Choroidal flat-mount and immunofluorescence staining
The areas of CNV and collagen fibers were determined on choroidal flat mounts on day 7, day 21, and day 35. Mouse eyecups were fixed in 4% PFA, and anterior segments were removed before cutting four to six radial incisions to be flattened. Then, the RPE–choroid complexes were washed, blocked with 5% goat serum albumin and 0.3% Triton X-100, and then incubated with FITC-labeled isolectin-B4 (IB4) (Vector Laboratories, 1:100) (for evaluation of CNV) and collagen type I antibody (ab34710, Abcam, dilution 1:100) (for evaluating subretinal fibrosis) at 4°C overnight. The secondary antibody against collagen type I was Cy3-conjugated donkey anti-rabbit IgG (Jackson ImmunoResearch Labs, 1:200).

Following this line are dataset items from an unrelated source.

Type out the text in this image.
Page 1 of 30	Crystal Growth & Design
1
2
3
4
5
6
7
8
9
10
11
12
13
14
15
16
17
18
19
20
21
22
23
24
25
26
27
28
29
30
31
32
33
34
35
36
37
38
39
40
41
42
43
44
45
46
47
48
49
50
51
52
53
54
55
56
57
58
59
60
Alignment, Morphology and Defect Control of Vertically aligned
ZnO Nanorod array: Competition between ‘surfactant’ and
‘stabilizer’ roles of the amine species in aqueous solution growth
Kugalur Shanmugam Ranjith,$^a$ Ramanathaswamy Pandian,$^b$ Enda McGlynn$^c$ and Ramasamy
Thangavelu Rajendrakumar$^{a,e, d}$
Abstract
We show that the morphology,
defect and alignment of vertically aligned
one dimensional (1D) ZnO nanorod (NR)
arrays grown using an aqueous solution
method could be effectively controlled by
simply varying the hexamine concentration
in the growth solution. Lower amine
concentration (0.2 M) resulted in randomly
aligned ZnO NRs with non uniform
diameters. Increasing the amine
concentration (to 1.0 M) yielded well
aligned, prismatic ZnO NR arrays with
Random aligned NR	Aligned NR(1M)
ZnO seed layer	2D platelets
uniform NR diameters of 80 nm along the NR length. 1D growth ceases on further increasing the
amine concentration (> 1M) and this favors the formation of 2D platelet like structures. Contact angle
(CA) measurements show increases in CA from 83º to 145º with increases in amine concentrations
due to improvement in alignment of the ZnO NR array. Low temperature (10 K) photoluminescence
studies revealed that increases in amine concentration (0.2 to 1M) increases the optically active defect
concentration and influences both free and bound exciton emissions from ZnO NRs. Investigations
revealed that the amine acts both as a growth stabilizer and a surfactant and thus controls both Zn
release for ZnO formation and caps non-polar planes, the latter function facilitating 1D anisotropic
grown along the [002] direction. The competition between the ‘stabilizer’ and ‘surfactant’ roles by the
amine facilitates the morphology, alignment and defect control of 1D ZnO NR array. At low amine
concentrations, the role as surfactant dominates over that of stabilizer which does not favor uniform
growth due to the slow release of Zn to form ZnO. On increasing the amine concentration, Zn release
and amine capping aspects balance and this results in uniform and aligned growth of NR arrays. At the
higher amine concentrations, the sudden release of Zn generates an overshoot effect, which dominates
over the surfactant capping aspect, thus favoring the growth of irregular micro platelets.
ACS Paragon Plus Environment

Hematoxylin and eosin and Masson staining
The eyes were removed after 7, 21, and 35 days and fixed for 2 h at 4°C in 4% PFA, then dehydrated and embedded in paraffin. Hematoxylin and eosin (H&E) staining was conducted following specific protocols. Masson’s trichrome staining was carried out with a trichrome staining kit (ab150686, Abcam). The rate was automatically averaged using ImageJ (MD, USA).
Statistical analysis
GraphPad Prism Version 8.2 was used for statistical analysis. All data were expressed as mean ± standard deviation (SD). Statistical analysis between two sets of data was performed with the Student t test. Comparisons between multiple groups were analyzed by one-way analysis of variance. A P value less than 0.05 indicated a statistically significant difference.